The fragility of artificial intelligence agents has several consequences today. While AI agents can handle routine tasks, they are far from ready for high-stakes or unsupervised applications. Today’s applications must also continue to rely heavily on “agentic workflows”, where AI agents operate semi-autonomously, but under close human supervision. Companies need to carefully assess where and how to deploy these systems to avoid costly mistakes.
Finally, multi-agent systems – where several AI agents collaborate seamlessly – are the new mantra of agentic AI, but they may remain largely experimental as they tend to multiply errors rather than solve them.
3. Preparing for the Agentic AI Wave
So agentic AI works, but remains narrow, with human supervision in the loop.

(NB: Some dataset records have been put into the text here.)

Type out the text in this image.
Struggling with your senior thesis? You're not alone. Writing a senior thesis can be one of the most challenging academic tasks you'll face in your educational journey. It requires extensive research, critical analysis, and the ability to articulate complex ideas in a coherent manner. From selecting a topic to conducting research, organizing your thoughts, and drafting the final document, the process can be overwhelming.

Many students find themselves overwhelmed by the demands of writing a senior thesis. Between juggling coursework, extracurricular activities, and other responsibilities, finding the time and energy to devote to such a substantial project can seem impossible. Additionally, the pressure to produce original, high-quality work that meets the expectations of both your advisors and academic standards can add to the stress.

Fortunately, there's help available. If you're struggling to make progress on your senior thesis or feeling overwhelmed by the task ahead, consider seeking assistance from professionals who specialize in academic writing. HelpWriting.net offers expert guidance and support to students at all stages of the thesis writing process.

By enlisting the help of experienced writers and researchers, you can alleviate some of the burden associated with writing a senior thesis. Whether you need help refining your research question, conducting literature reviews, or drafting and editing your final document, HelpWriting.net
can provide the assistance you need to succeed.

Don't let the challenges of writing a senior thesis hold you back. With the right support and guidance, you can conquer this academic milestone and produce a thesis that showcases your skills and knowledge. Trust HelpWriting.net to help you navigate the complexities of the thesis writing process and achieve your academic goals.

The way ahead is, like any new technological advance, somewhat uncertain, but some conjecture suggests that the future may develop more rapidly than previously thought.

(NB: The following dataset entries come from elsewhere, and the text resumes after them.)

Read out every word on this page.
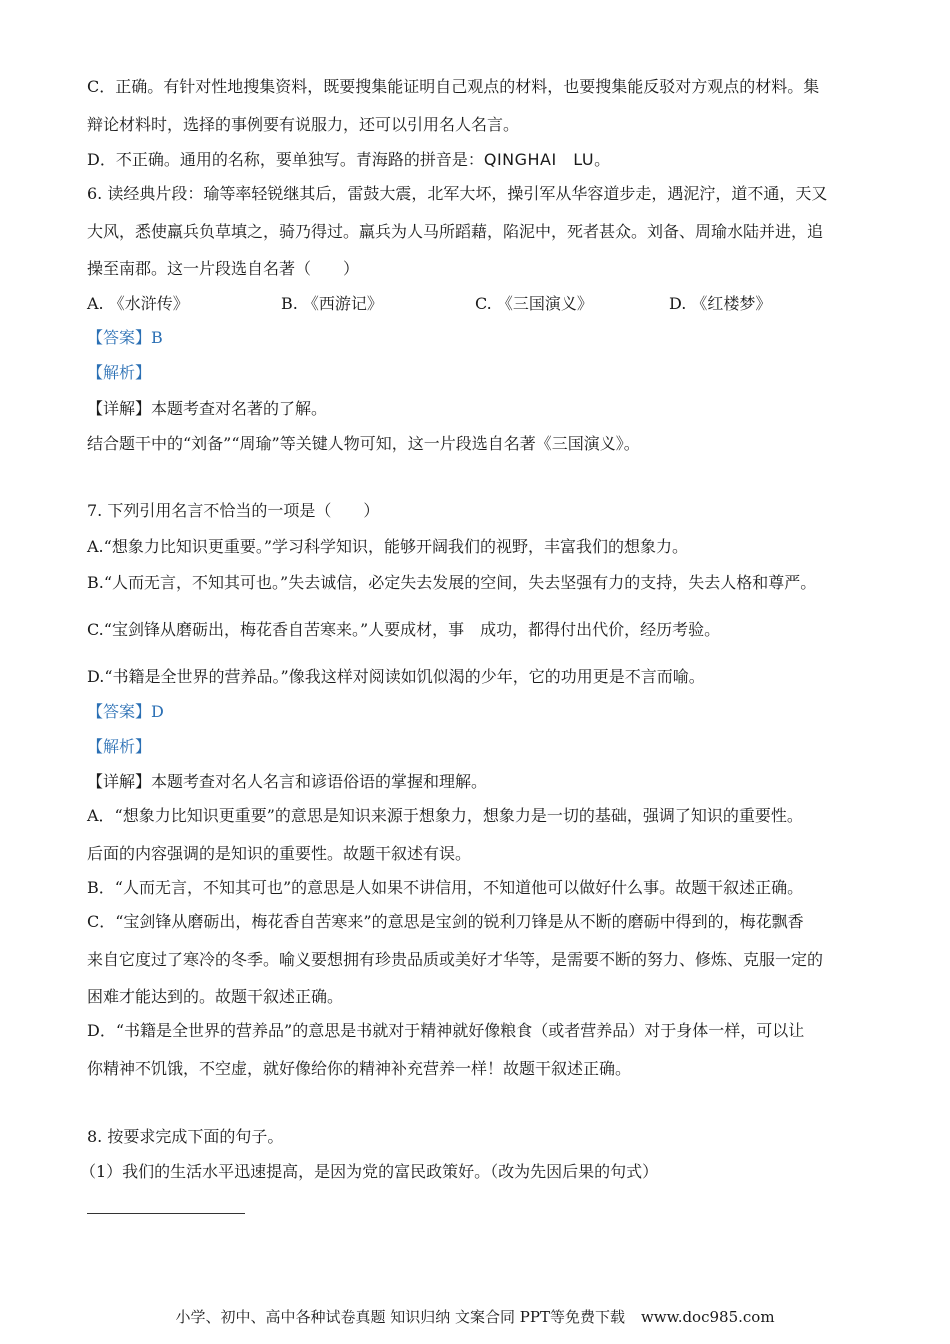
C．正确。有针对性地搜集资料，既要搜集能证明自己观点的材料，也要搜集能反驳对方观点的材料。集
辩论材料时，选择的事例要有说服力，还可以引用名人名言。
D．不正确。通用的名称，要单独写。青海路的拼音是：QINGHAI　LU。
6. 读经典片段：瑜等率轻锐继其后，雷鼓大震，北军大坏，操引军从华容道步走，遇泥泞，道不通，天又
大风，悉使羸兵负草填之，骑乃得过。羸兵为人马所蹈藉，陷泥中，死者甚众。刘备、周瑜水陆并进，追
操至南郡。这一片段选自名著（　　）
A. 《水浒传》	B. 《西游记》	C. 《三国演义》	D. 《红楼梦》
【答案】B
【解析】
【详解】本题考查对名著的了解。
结合题干中的“刘备”“周瑜”等关键人物可知，这一片段选自名著《三国演义》。
7. 下列引用名言不恰当的一项是（　　）
A.“想象力比知识更重要。”学习科学知识，能够开阔我们的视野，丰富我们的想象力。
B.“人而无言，不知其可也。”失去诚信，必定失去发展的空间，失去坚强有力的支持，失去人格和尊严。
C.“宝剑锋从磨砺出，梅花香自苦寒来。”人要成材，事　成功，都得付出代价，经历考验。
D.“书籍是全世界的营养品。”像我这样对阅读如饥似渴的少年，它的功用更是不言而喻。
【答案】D
【解析】
【详解】本题考查对名人名言和谚语俗语的掌握和理解。
A．“想象力比知识更重要”的意思是知识来源于想象力，想象力是一切的基础，强调了知识的重要性。
后面的内容强调的是知识的重要性。故题干叙述有误。
B．“人而无言，不知其可也”的意思是人如果不讲信用，不知道他可以做好什么事。故题干叙述正确。
C．“宝剑锋从磨砺出，梅花香自苦寒来”的意思是宝剑的锐利刀锋是从不断的磨砺中得到的，梅花飘香
来自它度过了寒冷的冬季。喻义要想拥有珍贵品质或美好才华等，是需要不断的努力、修炼、克服一定的
困难才能达到的。故题干叙述正确。
D．“书籍是全世界的营养品”的意思是书就对于精神就好像粮食（或者营养品）对于身体一样，可以让
你精神不饥饿，不空虚，就好像给你的精神补充营养一样！故题干叙述正确。
8. 按要求完成下面的句子。
（1）我们的生活水平迅速提高，是因为党的富民政策好。（改为先因后果的句式）
小学、初中、高中各种试卷真题 知识归纳 文案合同 PPT等免费下载 www.doc985.com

Technology improvement curves accelerate
The first is that the technological evolution of AI agents could follow a rapid trajectory, similar to that of other transformative technologies such as autonomous cars and generative AI.
Self-driving cars faced similar early challenges: high costs, limited reliability in complex environments and regulatory hurdles. Over time, improvements in sensor technology, machine learning models and safety protocols have made autonomous vehicles more viable, even if they are not yet fully autonomous.
On the other hand, generative AI has seen rapid progress since its inception, In benchmark tests such as GLUE and MMLU, for example, GPT-3 scored 43.9% on MMLU in 2020, while Gemini 1.0 Ultra surpassed human performance with a 90% score in December 2023 – a doubling of accuracy in the space of three years. However, generative AI also shows performance degradation when applied outside its scope, a problem reflected in AI agents.
Agentic AI also builds on the foundations of LLMs, leveraging their capabilities for autonomous decision-making, contextual understanding and continuous learning. For example, agentic AI systems use frameworks such as LangChain and LlamaIndex to connect LLMs to external tools and databases, enabling real-time data access and memory retention. This integration accelerates their ability to manage complex tasks autonomously. The research also shows that by refining LLMs for specific applications (e.g., marketing automation or supply chain management), agentic AI systems can rapidly achieve greater accuracy and efficiency in specialized tasks.
Based on the above, the most likely scenario is perhaps faster than the physical world of intelligent vehicles, and probably slightly faster than the pace of the improvement curve observed in LLMS. However, this tells us that in the not too distant future (3 years or so), we can expect significant advances in reliability, cost-effectiveness and probably the fusion of strong multi-agent collaboration capabilities.
Message to executives
Agentic AI represents a promising, albeit still evolving, technology class with a likely transformative impact on the horizon of the current strategic plan. For business leaders, the opportunity lies in experimenting with lucid realism – piloting where the value is clearest, developing organizational readiness and laying the foundations for responsible scale. We live in an age where pace and precision are important.
The general manager should therefore consider the following as soon as possible:
- Think about how agentic AI can change the way your organization creates and delivers value.
- Start exploring areas where semi-autonomous agents can generate incremental productivity gains, particularly in high-volume, repetitive workflows.
- Start identifying areas where workflows could be restructured to support the increase in AI. Align IT and operational teams with evolving system requirements
- Set up internal AI governance, clean data orchestration and workforce capacity in the loop.
- Develop and prepare a vision of how your organization will work with the gloves of AI and the impact this will have on your HR strategy.